For the complete documentation index, see llms.txt. This page is also available as Markdown.

The Quanto Flywheel

The QTO token is the core asset driving value across the Quanto ecosystem. Its design creates a reflexive flywheel of utility, burn, and buy pressure that rewards long-term holders.

Trading Activity & Value Flows

Users trade and settle PnL in QTO: All trades, and thus profits and losses across the platform are denominated in QTO.

Fee structure:

  • All trading fees are paid in $QTO.

  • Of these fees:

    • 70% is permanently burned, reducing circulating supply.

    • 30% is distributed to QTO stakers, rewarding long-term holders.

  • Read more on Fees here.

Liquidation Mechanics & Buybacks

Non-QTO Collateral Liquidations:

  • When a user is liquidated on collateral not denominated in QTO (e.g., SOL, BTC, meme coins), that collateral is sold on the open market to buy back $QTO.

  • This converts all realized losses into buy pressure for QTO, directly benefiting holders.

  • Read more on Buybacks here.

Partial Liquidation & Loss Realization:

  • If a user is not fully liquidated, but realizes losses on their non-QTO collateral (e.g., via devaluation or trade closure), those unrealized losses are converted into QTO-denominated debt.

  • Users must repay this debt in $QTO, further reinforcing demand.

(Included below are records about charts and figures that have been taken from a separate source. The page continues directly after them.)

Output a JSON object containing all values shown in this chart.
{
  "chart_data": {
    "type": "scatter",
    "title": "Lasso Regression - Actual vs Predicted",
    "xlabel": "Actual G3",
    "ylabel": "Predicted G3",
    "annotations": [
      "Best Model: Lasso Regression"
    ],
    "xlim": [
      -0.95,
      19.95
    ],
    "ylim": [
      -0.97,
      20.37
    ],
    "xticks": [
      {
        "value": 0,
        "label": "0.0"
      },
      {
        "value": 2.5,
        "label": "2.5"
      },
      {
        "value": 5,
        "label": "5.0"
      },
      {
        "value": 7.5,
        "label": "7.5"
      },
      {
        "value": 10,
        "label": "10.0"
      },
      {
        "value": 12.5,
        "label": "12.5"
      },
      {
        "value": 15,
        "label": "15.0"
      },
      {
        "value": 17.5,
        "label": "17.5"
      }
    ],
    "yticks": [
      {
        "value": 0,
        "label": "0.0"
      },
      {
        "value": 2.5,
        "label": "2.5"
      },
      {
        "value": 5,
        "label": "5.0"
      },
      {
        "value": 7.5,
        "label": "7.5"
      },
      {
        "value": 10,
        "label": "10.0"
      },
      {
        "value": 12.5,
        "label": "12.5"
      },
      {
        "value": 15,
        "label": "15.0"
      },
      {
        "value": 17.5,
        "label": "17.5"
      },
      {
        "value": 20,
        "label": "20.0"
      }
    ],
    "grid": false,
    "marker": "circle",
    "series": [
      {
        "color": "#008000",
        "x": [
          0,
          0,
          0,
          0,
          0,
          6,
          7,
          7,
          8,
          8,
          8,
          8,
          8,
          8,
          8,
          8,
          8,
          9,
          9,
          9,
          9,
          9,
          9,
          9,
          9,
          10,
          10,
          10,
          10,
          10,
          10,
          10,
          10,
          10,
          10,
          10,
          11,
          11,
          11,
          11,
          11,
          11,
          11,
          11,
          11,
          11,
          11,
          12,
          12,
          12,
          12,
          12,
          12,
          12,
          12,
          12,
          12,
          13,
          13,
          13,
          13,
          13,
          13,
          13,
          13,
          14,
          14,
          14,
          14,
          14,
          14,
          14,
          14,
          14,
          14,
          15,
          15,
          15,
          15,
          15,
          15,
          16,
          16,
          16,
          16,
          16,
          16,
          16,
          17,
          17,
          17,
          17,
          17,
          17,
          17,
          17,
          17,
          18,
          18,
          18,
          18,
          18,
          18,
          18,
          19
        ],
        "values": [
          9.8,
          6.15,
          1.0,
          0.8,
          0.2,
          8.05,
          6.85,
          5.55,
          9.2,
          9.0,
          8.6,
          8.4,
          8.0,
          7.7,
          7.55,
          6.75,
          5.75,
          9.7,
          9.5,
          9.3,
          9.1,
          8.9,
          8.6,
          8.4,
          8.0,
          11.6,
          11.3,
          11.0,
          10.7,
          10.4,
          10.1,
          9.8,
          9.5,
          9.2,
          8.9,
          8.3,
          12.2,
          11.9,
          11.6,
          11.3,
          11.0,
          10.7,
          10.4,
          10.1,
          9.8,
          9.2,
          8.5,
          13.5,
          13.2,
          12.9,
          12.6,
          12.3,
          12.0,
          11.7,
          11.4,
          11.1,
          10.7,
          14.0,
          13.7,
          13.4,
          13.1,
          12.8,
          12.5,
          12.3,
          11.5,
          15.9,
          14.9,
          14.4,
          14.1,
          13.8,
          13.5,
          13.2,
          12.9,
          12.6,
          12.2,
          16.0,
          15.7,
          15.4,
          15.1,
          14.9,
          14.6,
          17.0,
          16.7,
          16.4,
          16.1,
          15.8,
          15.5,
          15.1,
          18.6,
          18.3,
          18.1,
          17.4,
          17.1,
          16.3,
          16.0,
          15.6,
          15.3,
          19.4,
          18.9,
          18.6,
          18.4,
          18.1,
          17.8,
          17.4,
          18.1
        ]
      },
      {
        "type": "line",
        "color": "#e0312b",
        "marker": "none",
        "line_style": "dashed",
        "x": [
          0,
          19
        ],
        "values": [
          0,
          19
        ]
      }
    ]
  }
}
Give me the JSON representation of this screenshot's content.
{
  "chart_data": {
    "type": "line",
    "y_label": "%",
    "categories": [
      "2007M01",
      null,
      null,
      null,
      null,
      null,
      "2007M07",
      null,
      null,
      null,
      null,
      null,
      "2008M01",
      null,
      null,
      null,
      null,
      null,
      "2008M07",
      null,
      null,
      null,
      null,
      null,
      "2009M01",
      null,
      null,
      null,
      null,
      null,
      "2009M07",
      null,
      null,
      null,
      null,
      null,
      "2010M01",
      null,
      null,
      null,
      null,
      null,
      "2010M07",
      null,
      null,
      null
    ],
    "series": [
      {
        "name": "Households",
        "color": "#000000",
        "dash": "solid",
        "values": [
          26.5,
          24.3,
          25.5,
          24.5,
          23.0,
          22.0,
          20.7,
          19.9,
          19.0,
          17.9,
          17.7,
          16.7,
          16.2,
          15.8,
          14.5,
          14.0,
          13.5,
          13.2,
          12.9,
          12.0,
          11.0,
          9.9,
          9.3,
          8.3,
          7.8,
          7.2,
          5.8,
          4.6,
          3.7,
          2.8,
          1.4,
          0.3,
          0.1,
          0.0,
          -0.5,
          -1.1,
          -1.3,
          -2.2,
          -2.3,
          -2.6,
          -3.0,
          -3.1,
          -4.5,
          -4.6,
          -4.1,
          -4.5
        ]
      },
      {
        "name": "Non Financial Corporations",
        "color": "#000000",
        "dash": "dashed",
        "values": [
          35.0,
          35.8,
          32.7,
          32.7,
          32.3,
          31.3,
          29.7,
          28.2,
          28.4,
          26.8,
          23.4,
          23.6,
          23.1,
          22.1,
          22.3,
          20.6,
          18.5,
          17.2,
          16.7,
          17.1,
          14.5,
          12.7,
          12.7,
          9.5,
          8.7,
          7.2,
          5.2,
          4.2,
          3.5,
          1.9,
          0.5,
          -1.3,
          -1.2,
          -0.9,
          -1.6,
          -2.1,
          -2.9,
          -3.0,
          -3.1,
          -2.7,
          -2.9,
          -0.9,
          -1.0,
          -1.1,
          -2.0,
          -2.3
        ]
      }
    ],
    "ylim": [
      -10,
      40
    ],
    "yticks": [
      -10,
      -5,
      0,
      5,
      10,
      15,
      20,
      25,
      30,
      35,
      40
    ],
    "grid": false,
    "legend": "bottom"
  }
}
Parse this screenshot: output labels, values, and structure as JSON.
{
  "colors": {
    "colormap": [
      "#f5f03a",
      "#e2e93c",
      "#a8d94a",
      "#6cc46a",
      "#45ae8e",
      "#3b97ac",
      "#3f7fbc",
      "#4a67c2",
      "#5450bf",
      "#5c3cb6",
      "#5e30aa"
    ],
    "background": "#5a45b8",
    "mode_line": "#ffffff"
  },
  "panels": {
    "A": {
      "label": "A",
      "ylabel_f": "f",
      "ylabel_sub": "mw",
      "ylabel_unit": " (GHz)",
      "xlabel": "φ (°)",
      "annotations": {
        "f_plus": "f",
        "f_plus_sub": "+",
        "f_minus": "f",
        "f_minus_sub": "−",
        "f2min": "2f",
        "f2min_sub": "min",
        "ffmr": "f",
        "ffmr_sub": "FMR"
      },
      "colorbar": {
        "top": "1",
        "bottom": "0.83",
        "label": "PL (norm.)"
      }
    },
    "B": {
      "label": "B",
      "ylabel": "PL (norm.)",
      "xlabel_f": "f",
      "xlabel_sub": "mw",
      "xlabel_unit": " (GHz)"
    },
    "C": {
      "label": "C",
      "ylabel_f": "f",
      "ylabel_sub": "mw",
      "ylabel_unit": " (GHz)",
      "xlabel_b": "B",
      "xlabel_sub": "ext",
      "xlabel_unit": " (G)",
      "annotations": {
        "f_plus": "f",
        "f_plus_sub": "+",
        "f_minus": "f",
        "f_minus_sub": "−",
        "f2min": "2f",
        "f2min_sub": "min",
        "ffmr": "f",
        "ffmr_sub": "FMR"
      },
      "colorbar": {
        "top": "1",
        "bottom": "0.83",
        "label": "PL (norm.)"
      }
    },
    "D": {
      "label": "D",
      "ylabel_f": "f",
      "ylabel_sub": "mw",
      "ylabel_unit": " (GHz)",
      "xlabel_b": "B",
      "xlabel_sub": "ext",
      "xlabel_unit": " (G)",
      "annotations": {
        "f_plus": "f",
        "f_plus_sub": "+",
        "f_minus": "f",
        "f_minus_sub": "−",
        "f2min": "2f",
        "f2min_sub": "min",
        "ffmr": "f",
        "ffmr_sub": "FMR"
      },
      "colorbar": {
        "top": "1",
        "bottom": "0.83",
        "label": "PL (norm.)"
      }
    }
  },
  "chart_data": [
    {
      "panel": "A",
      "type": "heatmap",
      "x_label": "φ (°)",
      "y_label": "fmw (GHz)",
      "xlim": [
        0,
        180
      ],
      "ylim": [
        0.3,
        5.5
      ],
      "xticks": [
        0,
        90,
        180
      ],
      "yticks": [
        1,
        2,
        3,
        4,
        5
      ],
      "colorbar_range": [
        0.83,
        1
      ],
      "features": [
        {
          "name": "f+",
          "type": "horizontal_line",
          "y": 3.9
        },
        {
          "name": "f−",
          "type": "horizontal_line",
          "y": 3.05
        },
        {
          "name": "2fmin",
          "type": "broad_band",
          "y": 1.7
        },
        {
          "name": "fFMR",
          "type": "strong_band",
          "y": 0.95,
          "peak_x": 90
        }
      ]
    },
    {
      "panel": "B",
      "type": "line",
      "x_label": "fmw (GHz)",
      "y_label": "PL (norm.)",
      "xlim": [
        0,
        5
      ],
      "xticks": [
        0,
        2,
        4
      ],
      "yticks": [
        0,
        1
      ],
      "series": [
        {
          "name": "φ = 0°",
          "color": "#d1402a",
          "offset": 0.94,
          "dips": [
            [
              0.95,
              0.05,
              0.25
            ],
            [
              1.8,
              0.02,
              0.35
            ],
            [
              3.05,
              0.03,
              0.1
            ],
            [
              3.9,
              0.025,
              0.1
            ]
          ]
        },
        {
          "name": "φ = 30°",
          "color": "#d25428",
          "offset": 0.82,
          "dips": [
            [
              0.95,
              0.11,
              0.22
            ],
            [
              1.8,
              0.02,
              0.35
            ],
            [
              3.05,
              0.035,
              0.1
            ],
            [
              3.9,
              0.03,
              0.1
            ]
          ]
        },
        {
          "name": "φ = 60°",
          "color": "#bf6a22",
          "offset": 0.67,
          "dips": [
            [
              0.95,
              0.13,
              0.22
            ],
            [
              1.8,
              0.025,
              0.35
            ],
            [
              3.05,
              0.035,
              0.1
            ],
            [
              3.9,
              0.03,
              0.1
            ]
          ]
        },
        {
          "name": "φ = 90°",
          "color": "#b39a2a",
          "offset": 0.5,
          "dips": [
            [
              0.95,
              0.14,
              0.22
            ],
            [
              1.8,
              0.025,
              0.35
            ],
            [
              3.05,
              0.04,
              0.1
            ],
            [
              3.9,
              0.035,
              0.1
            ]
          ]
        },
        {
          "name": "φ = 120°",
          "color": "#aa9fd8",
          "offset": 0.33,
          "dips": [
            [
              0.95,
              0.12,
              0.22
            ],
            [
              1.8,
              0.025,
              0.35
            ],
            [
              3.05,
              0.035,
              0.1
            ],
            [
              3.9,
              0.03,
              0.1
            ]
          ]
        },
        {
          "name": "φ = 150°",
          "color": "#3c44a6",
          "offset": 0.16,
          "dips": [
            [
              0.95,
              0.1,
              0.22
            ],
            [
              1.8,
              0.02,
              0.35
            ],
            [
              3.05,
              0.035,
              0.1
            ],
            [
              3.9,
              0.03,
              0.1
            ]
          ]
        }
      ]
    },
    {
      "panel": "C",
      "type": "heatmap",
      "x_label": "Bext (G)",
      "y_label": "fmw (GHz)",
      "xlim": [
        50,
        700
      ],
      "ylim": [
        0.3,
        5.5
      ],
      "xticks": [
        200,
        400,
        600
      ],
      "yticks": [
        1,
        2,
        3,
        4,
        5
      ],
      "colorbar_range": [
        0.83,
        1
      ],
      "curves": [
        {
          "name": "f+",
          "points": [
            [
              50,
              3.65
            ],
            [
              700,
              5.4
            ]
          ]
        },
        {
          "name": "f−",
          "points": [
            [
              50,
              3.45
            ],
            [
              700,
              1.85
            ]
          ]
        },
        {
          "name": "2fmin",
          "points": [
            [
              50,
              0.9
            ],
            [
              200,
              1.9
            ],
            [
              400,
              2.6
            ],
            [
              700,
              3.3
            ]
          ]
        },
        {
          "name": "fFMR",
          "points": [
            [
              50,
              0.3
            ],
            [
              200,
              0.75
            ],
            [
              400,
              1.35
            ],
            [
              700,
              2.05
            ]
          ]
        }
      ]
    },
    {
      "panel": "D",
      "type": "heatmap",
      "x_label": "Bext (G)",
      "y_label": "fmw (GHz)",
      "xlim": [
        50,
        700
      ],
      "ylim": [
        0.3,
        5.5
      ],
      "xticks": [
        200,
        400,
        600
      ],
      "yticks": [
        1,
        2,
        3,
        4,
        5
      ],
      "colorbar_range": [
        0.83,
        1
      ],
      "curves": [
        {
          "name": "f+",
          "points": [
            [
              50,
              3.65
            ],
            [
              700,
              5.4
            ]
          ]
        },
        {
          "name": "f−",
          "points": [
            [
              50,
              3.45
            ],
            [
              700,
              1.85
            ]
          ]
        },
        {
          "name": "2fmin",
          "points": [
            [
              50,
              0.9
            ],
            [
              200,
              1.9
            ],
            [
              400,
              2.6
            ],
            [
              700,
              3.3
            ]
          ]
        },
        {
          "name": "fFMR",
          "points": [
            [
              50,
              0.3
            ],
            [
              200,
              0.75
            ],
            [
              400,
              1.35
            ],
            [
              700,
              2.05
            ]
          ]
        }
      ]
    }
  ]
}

  • Read more on Liquidations here.

Holder Incentives

Deflationary Supply:

  • Continuous burn from fees reduces token supply over time, increasing scarcity.

Buy Pressure from External Assets:

  • Every non-QTO collateral loss event (e.g., liquidations, drawdowns) contributes to QTO buybacks.

Staking Rewards:

  • 30% of platform fees are distributed to stakers, incentivizing long-term alignment.

Liquidation Cascade Scenario

In the event of a liquidation cascade, where many users are liquidated simultaneously:

  • A large volume of non-QTO collateral is sold on the open market.

  • These sales are routed to buy back $QTO in real-time, creating extreme buy pressure.

  • This mechanism helps:

    • Absorb market volatility.

    • Protect the protocol from systemic risk.

    • Transfer value from overleveraged positions back to $QTO holders.